I hope not. I like to think that, somewhere, these ideals hold on. Somewhere, in a hidden mailing list, on a firewalled server, carried by a stream of encrypted emails spliced into innocuous data, the crypto-anarchist dream lives on. It's just waiting to be found, locked behind doors that cry out for the right key. So what if the key in question is 8192-bit?

Maybe I'm deluding myself. Maybe the cypherpunk movement just died out, faded back into oblivion. It would be a poorer world if that were so, but the world has no responsibility to respect our desires.

But I allow myself this one dream. And in consolation for the lack of evidence, I hold this thought tightly:

If they couldn't hide themselves from people like me, they wouldn't be worth admiring...

3 comments:

Dunc said...

The "cypherpunk" punk movement was never all it was cracked up to be in the first place. You might as well read all that wonderful late-19th-century Imperial hagiography and get all wistful for the days of Empire. Never believe people's own PR.

As for what happened to them... The same thing that happens to all of us: they grew up. They just took a little longer about it than most.

At the end of the day, technology is just a tool, and tools exist in social, political, and economic contexts. New technology rarely (if ever) fundamentally changes society by itself. New technologies can just as easily re-enforce existing inequities as overthrow them - more easily, in fact, as they're always available to the current beneficiaries of those inequities first, and they're best placed to exploit the new opportunities arising from them.

The spirit of cypherpunk lives on in those twats pining for The Singularity. Most of them will eventually grow up too.

Lifewish said...

Haven't heard many people talking about the Singularity recently, I think the Terminator movies kinda killed the idea.

Point taken re PR. But, looking back, the thing that puzzles me the most is: why didn't crypto-anarchy happen? We live in a world with SSL, PGP, Tor, etc, and I keep stumbling across other random crypto stuff. How can the NSA still function? Is it just that all the people they spy on are really stupid and/or cryptographically unsophisticated?

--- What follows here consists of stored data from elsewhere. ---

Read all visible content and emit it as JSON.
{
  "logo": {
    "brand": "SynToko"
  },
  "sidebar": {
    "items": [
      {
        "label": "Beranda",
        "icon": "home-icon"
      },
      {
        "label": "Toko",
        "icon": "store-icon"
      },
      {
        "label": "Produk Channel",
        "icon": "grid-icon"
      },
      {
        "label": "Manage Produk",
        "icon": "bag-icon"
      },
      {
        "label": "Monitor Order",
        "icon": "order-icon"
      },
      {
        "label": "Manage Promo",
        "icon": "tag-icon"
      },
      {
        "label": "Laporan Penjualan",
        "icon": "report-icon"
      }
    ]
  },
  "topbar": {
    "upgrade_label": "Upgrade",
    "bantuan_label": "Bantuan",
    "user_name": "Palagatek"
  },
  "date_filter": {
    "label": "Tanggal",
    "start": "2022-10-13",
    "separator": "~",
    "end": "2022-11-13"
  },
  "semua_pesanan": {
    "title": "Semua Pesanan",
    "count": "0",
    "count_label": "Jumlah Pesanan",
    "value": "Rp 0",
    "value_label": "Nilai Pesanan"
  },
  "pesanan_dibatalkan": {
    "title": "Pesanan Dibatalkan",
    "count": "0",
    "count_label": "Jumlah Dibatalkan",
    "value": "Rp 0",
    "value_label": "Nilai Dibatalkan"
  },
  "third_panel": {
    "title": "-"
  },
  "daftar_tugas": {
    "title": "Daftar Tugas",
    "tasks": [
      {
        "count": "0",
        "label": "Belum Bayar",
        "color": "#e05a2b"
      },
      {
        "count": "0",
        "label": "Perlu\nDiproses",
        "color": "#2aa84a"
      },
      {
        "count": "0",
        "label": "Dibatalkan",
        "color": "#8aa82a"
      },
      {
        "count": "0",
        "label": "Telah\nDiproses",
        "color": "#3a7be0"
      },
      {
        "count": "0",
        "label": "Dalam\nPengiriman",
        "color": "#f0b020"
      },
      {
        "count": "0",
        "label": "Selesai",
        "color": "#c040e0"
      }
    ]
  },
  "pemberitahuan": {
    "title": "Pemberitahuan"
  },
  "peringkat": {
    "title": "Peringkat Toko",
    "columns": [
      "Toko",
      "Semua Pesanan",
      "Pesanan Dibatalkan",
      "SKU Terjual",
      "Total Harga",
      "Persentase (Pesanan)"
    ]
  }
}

Similarly crypto banking. I understand how governments managed to stop Cryptonomicon-style cryptographic banking in the US: they put the squeeze on Paypal. But surely it only takes one bank in one country to break the system by allowing anonymous transactions. I'm mildly amazed that e.g. the Cayman Islands haven't yet decided that this is a good idea.

Maybe the general public just doesn't understand crypto well enough for it to be used on a large scale.

Dunc said...

Why didn't crypto-anarchy happen? Well, it's not a subject I've thought that much about, and there's probably a number of reasons, but the big one that occurs to me off the top of my head is that nobody wants to get irreversibly locked out of their own life because they've forgotten their password or lost their keyfile. The second big reason is that, for the vast majority of people, there's really no need for it.

The big problem with crypto is managing your secrets. Do you go with something really secure but difficult to remember, or something easy to remember but easy to brute-force? How many different systems can you re-use the same password on? Etc...

As for the likes of the NSA, hard crypto is bugger all use if they can attach a hardware keylogger to your machine. Also, bribery is extremely useful in many situations. Finally, there's always this.

When it comes to crypto-banking, the problem is that if you don't abide by the agreed rules of the game, nobody else will play with you. What good is your double-secret Cayman Islands account if you can't actually get the money out and spend it anywhere off the island? You gonna spend a billion dollars on coconuts and banana daiquiris? The existing level of secrecy provided by tax havens is more than adequate for the vast majority of users - and that includes former Nazis and international drug barons. Why go thermonuclear when conventional will do the job, and attract less notice in the process?

There's a lot to be said for simply not putting up a big sign saying "I'm trying to hide stuff." Nobody's looking that closely anyway, unless you give them a reason to. Not attracting attention is usually a better bet than being heavily armoured.